Due to a major leak in an ammonia plant that produces CO2, causing it to be shut down, and another large plant being shut for maintenance, there is currently a total shortage of CO2 gas in the EU, affecting a number of UK industries, including meat processing.
The big pig processing companies have been looking at contingency plans if CO2 does run out, but the indications are the Brechin plant will be struggling next week. The plant is due to accept pigs on Monday, with current indications being that no further intake from producers will be possible for the rest of next week.
“CO2 shortage is obviously much bigger than just a meat sector issue but the problem we’re facing is getting the gas suppliers to even commit to a date when they might deliver,” said Scottish Pig Producers (SPP) chief executive, Andy McGowan. “That means we could take a delivery in the next hour but at present were not looking beyond Monday.”
The Brechin plant, which is run by Quality Pork Ltd (QPL), in collaboration with Tulip, SPP and the marketing cooperative, Scotlean, uses CO2 as part of pre-slaughter stunning process. This follows a market-driven upgrade in stunning methods installed last year as part of the plant’s restoration after a fire which shut the plant for four months.
“We have a bit of slack in our system which will allow farmers to hold pigs for a while, so it’s not an immediate disaster,” said Mr McGowan. “However, as time goes on, it will become increasingly difficult to hold pigs on farms.
“Our concern is that there is a window of time on a commercial front when we can cope with this. Our top priority, therefore, is welfare which means we can’t allow pigs to become over-crowded on farms. The immediate requirement will be to make sure that doesn’t happen.”
Industry leaders in Scotland are already pressing for CO2 usage in pig processing to be given priority status over other uses, such as the production of soft drinks.
Scottish Government officials are also working on the problem under the direction of the Cabinet Secretary for Rural Affairs, Fergus Ewing.
“It’s a real worry that there’s only a handful of CO2 suppliers in Europe and that for various reasons their output is being curtailed at present,” said Mr Ewing. “This is clearly an urgent matter for the pig sector, which we are taking extremely seriously. It’s in everyone’s interest that we resolve the CO2 supply curtailment as quickly as possible.”
The minister was speaking after heading the launch of Scotland’s new pig industry strategy which is geared to double the value of Scottish pig sector output to £500 million by 2030.
NPA chief executive Zoe Davies said: “At the moment, the issue is different for every plant so we advise producers speak to their marketing group or processor if concerned.

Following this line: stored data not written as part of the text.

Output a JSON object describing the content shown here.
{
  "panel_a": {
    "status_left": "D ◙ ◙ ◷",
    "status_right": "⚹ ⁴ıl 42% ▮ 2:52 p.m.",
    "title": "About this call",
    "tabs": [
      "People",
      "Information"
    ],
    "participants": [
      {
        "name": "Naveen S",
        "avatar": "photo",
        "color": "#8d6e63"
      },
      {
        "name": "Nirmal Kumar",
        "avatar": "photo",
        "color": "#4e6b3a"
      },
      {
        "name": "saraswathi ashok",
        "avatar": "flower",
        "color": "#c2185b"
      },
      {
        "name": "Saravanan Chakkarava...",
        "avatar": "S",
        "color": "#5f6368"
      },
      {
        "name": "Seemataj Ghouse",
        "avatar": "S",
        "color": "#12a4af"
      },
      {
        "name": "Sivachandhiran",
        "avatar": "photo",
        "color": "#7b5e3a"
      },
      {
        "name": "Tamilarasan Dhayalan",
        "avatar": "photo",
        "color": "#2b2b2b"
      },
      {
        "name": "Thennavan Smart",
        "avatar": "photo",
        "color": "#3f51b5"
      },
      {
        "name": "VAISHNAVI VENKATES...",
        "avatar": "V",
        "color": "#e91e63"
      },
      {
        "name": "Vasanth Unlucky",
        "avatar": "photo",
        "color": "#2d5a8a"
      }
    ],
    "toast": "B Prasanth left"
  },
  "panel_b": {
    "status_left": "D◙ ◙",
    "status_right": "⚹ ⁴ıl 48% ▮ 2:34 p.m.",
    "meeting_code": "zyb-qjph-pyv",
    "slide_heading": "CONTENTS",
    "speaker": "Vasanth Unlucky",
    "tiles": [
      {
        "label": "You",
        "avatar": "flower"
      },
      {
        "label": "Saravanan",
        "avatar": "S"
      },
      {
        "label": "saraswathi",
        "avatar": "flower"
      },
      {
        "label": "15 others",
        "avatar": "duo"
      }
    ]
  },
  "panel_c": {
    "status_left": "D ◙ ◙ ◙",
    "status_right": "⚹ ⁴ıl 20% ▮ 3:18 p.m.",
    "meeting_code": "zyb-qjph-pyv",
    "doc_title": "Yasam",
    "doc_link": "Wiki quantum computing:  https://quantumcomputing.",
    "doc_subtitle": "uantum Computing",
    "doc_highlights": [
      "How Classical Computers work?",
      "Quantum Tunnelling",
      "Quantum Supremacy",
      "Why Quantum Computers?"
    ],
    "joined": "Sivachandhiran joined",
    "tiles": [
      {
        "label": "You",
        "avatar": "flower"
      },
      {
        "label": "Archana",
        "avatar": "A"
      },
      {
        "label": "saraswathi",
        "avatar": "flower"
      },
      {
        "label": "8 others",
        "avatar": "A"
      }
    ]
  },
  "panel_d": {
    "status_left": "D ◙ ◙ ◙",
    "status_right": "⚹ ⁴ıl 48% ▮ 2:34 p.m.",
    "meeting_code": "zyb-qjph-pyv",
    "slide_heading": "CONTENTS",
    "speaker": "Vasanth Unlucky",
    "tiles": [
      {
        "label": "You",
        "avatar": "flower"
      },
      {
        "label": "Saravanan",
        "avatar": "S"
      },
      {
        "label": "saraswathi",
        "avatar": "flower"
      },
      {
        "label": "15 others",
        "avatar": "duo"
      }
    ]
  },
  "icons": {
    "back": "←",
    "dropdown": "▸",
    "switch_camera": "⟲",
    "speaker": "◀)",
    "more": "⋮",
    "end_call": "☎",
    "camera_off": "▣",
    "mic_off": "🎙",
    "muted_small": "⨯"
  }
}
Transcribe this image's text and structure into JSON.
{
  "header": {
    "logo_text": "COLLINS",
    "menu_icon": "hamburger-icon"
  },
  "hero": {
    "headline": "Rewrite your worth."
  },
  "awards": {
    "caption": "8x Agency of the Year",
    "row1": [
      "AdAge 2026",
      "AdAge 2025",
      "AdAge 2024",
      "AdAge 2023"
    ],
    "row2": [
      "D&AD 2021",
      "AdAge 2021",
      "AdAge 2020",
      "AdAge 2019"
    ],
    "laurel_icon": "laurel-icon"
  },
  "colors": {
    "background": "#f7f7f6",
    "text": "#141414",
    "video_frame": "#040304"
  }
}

“We are not aware of any major disruption at other plants yet, but clearly this situation may change should the gas supply situation not be resolved. In any case, it would be sensible for all producers to think about what they would do should supply be disrupted. AHDB will be issuing some helpful guidance soon.”
The British Meat Processors Association (BMPA) has said it is ‘very concerned’ about the shortage. BMPA deputy director Fiona Steiger said: “Supply is running out and it’s pretty tight for some people. Others hope to be able to see it out.”

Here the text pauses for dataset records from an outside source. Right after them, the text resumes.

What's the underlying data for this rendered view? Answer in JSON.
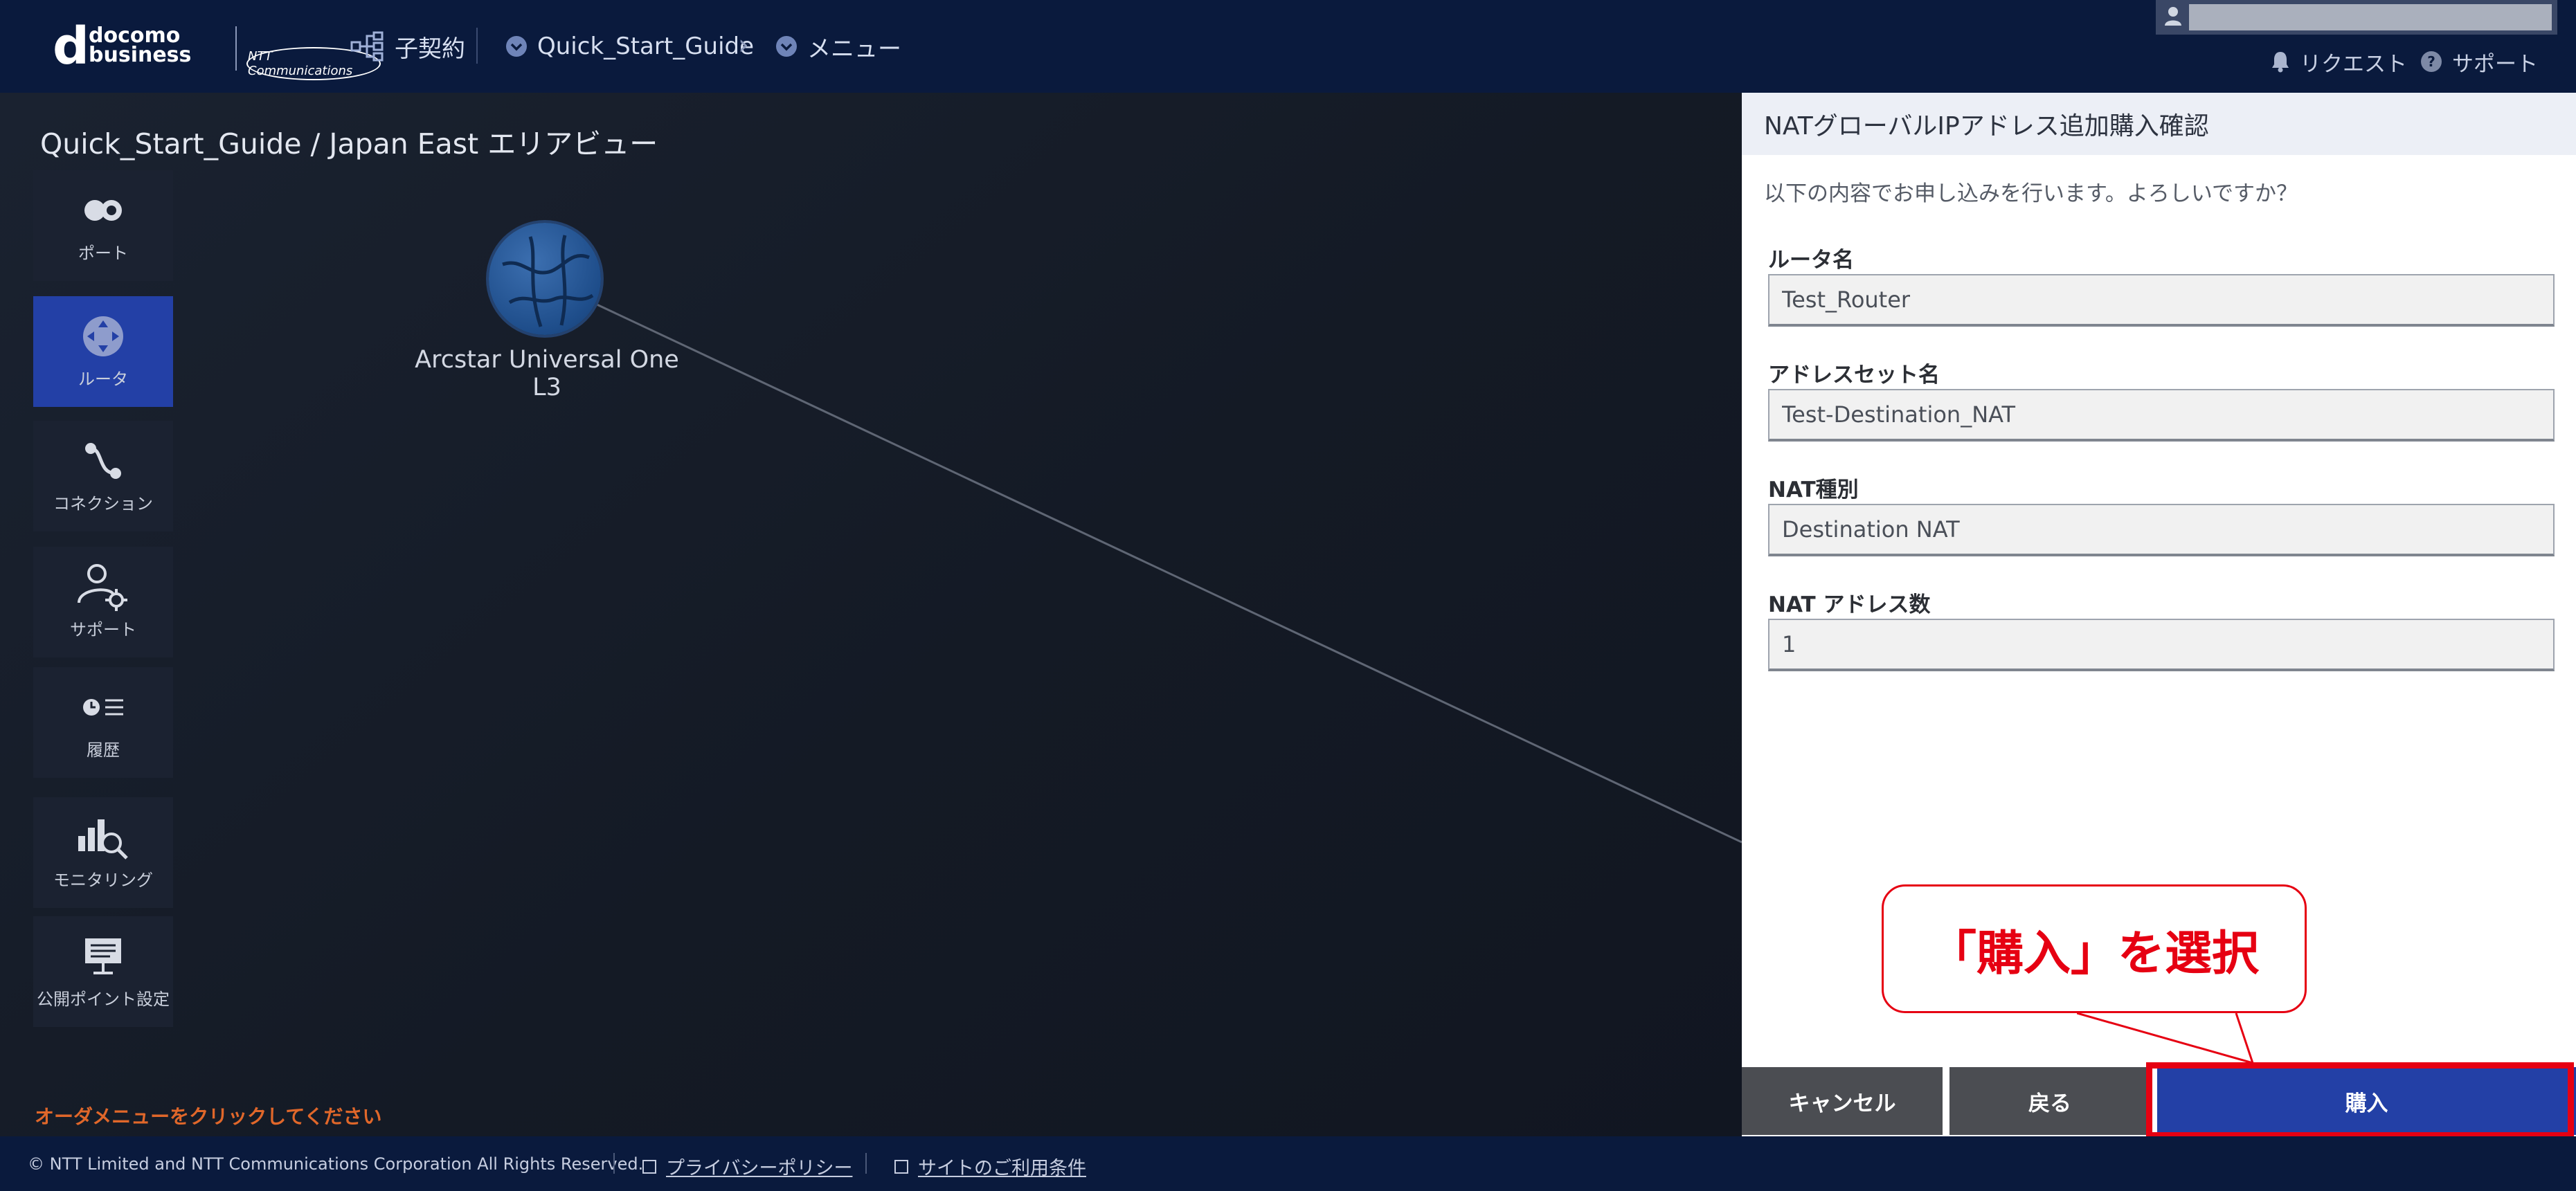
{
  "header": {
    "logo_d": "d",
    "logo_line1": "docomo",
    "logo_line2": "business",
    "ntt_logo": "NTT Communications",
    "contract_label": "子契約",
    "breadcrumb_project": "Quick_Start_Guide",
    "breadcrumb_menu": "メニュー",
    "request_label": "リクエスト",
    "support_label": "サポート"
  },
  "canvas": {
    "title": "Quick_Start_Guide / Japan East エリアビュー",
    "node_label": "Arcstar Universal One L3",
    "hint": "オーダメニューをクリックしてください"
  },
  "sidebar": {
    "items": [
      {
        "label": "ポート",
        "icon": "port-icon"
      },
      {
        "label": "ルータ",
        "icon": "router-icon"
      },
      {
        "label": "コネクション",
        "icon": "connection-icon"
      },
      {
        "label": "サポート",
        "icon": "support-icon"
      },
      {
        "label": "履歴",
        "icon": "history-icon"
      },
      {
        "label": "モニタリング",
        "icon": "monitoring-icon"
      },
      {
        "label": "公開ポイント設定",
        "icon": "public-point-icon"
      }
    ]
  },
  "panel": {
    "title": "NATグローバルIPアドレス追加購入確認",
    "message": "以下の内容でお申し込みを行います。よろしいですか？",
    "fields": [
      {
        "label": "ルータ名",
        "value": "Test_Router"
      },
      {
        "label": "アドレスセット名",
        "value": "Test-Destination_NAT"
      },
      {
        "label": "NAT種別",
        "value": "Destination NAT"
      },
      {
        "label": "NAT アドレス数",
        "value": "1"
      }
    ],
    "cancel_label": "キャンセル",
    "back_label": "戻る",
    "buy_label": "購入"
  },
  "annotation": {
    "callout_text": "「購入」を選択",
    "color": "#e60012"
  },
  "footer": {
    "copyright": "© NTT Limited and NTT Communications Corporation All Rights Reserved.",
    "privacy_label": "プライバシーポリシー",
    "terms_label": "サイトのご利用条件"
  },
  "colors": {
    "header_bg": "#0a1a3d",
    "accent": "#2340a6",
    "warning": "#e0672a"
  }
}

The British Poultry Council (BPC) has called on the government and gas producers for help in light of the shortages, warning that the shortage could have a ‘potentially huge effect’ on British food production.
BPC chief executive Richard Griffiths said: “With the supply of CO2 tightened across Europe, the BPC is calling on government and major gas producers to prioritise supplies to slaughterhouses and keep the food chain moving. It is worrying that failures in the gas sector can have such a potentially huge effect on British food production.”